Wie ist das Verhältnis von Mann und Frau? So war meine Anfangsfrage.
So wie es ursprünglich von Gott gedacht und gemacht ist, wird durch die beiden Schöpfungsberichte eindeutig umschrieben: Eingefügt in die Schöpfungsordnung sind Mann und Frau auf der gleichen Ebene. Beiden gemeinsam ist die Schöpfung anvertraut, in deren Ordnung Gott sie gestellt hat.
Da, wo der Mensch eigene Wege geht, die Ordnung Gottes nicht mehr beachtet und sich nicht mehr nach dem Willen Gottes richtet, zerstört der Mensch diese ursprüngliche Ordnung. Da wo der Mensch seine Vorstellung an die Stelle des Planes Gottes setzt, beginnt das Unheil.

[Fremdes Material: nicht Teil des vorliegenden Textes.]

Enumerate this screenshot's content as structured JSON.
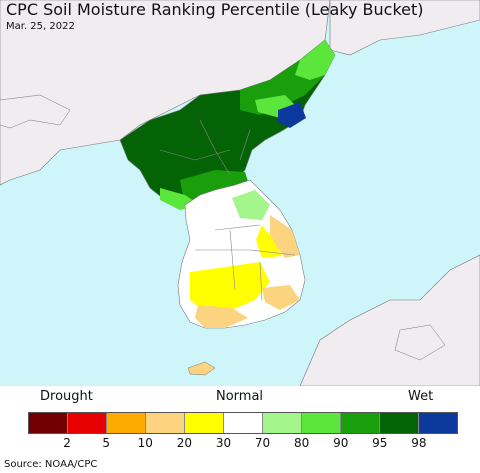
{
  "title": "CPC Soil Moisture Ranking Percentile (Leaky Bucket)",
  "date": "Mar. 25, 2022",
  "legend": {
    "drought_label": "Drought",
    "normal_label": "Normal",
    "wet_label": "Wet",
    "colors": [
      "#730000",
      "#e60000",
      "#ffaa00",
      "#fcd37f",
      "#ffff00",
      "#ffffff",
      "#a3f58c",
      "#5be63c",
      "#1a9e0c",
      "#046405",
      "#0c3a9c"
    ],
    "ticks": [
      "2",
      "5",
      "10",
      "20",
      "30",
      "70",
      "80",
      "90",
      "95",
      "98"
    ]
  },
  "source": "Source: NOAA/CPC",
  "map_colors": {
    "ocean": "#cdf5fa",
    "foreign_land": "#f0ecf0",
    "border": "#777777"
  }
}
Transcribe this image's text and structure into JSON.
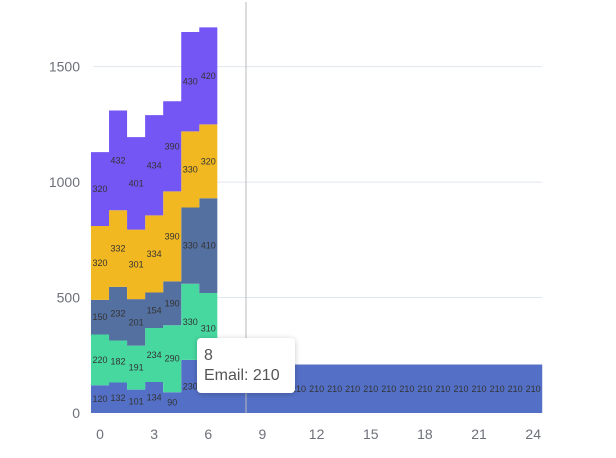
{
  "chart_data": {
    "type": "area",
    "step": true,
    "x": [
      0,
      1,
      2,
      3,
      4,
      5,
      6,
      7,
      8,
      9,
      10,
      11,
      12,
      13,
      14,
      15,
      16,
      17,
      18,
      19,
      20,
      21,
      22,
      23,
      24
    ],
    "xticks": [
      0,
      3,
      6,
      9,
      12,
      15,
      18,
      21,
      24
    ],
    "ylim": [
      0,
      1700
    ],
    "yticks": [
      0,
      500,
      1000,
      1500
    ],
    "grid": true,
    "crosshair_x": 8,
    "series": [
      {
        "name": "Email",
        "color": "#5470c6",
        "values": [
          120,
          132,
          101,
          134,
          90,
          230,
          210,
          210,
          210,
          210,
          210,
          210,
          210,
          210,
          210,
          210,
          210,
          210,
          210,
          210,
          210,
          210,
          210,
          210,
          210
        ]
      },
      {
        "name": "",
        "color": "#47d8a0",
        "values": [
          220,
          182,
          191,
          234,
          290,
          330,
          310,
          null,
          null,
          null,
          null,
          null,
          null,
          null,
          null,
          null,
          null,
          null,
          null,
          null,
          null,
          null,
          null,
          null,
          null
        ]
      },
      {
        "name": "",
        "color": "#5470a0",
        "values": [
          150,
          232,
          201,
          154,
          190,
          330,
          410,
          null,
          null,
          null,
          null,
          null,
          null,
          null,
          null,
          null,
          null,
          null,
          null,
          null,
          null,
          null,
          null,
          null,
          null
        ]
      },
      {
        "name": "",
        "color": "#f2b821",
        "values": [
          320,
          332,
          301,
          334,
          390,
          330,
          320,
          null,
          null,
          null,
          null,
          null,
          null,
          null,
          null,
          null,
          null,
          null,
          null,
          null,
          null,
          null,
          null,
          null,
          null
        ]
      },
      {
        "name": "",
        "color": "#7456f4",
        "values": [
          320,
          432,
          401,
          434,
          390,
          430,
          420,
          null,
          null,
          null,
          null,
          null,
          null,
          null,
          null,
          null,
          null,
          null,
          null,
          null,
          null,
          null,
          null,
          null,
          null
        ]
      }
    ]
  },
  "tooltip": {
    "x_label": "8",
    "line": "Email: 210"
  }
}
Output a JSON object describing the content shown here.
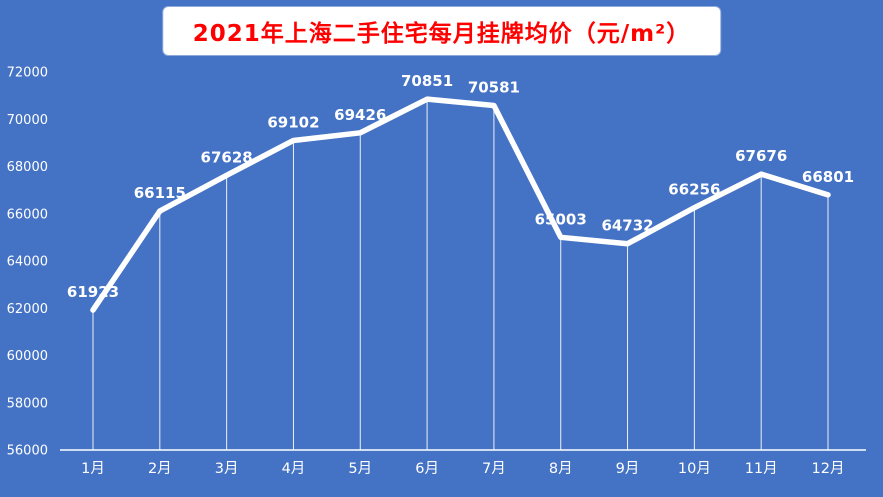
{
  "title": "2021年上海二手住宅每月挂牌均价（元/m²）",
  "colors": {
    "background": "#4472C4",
    "title_text": "#FF0000",
    "title_bg": "#FFFFFF",
    "line": "#FFFFFF",
    "axis_text": "#FFFFFF",
    "label_text": "#FFFFFF"
  },
  "chart_data": {
    "type": "line",
    "title": "2021年上海二手住宅每月挂牌均价（元/m²）",
    "categories": [
      "1月",
      "2月",
      "3月",
      "4月",
      "5月",
      "6月",
      "7月",
      "8月",
      "9月",
      "10月",
      "11月",
      "12月"
    ],
    "values": [
      61923,
      66115,
      67628,
      69102,
      69426,
      70851,
      70581,
      65003,
      64732,
      66256,
      67676,
      66801
    ],
    "xlabel": "",
    "ylabel": "",
    "ylim": [
      56000,
      72000
    ],
    "ytick_step": 2000,
    "yticks": [
      56000,
      58000,
      60000,
      62000,
      64000,
      66000,
      68000,
      70000,
      72000
    ],
    "grid": false,
    "legend": false,
    "drop_lines": true
  }
}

Das Buch Genesis erzählt gleich im dritten Kapitel den Sündenfall. Der Mensch – männlich wie weiblich – möchte sein wie Gott, setzt das Begehren seines Herzens über das Herzensanliegen Gottes. „Weil ihr so hartherzig seid“ (Mk 10,5) – wirft Jesus den Pharisäern vor. Herzenshärte ist der Zustand des Menschen, der sich allen Bemühungen Gottes um sein Heil widersetzt. (perikopen.de)
Darin liegt das Problem. Damit beginnt die Ausübung von Macht über den anderen. Hier beginnt die Ausbeutung und der Missbrauch des Anderen. Gott hatte es eigentlich anders gedacht. Gott hatte den Menschen, ja die Schöpfung, als Einheit erschaffen.
Da wo der Mensch nur auf sich schaut, da wo der einzelne Mensch – egal ob er Mann oder sie Frau ist – sich in den Mittelpunkt stellt und die Ebenbürtigkeit mit dem Anderen aufgibt, stört er nicht nur die ursprüngliche von Gott geschaffene Ordnung, sondern beginnt letztlich seine eigene Lebensgrundlage zu zerstören.
Das gilt übrigens nicht nur im Verhältnis der einzelnen Menschen zueinander. Das gilt auch im Verhältnis des Menschen zur ganzen übrigen Schöpfung.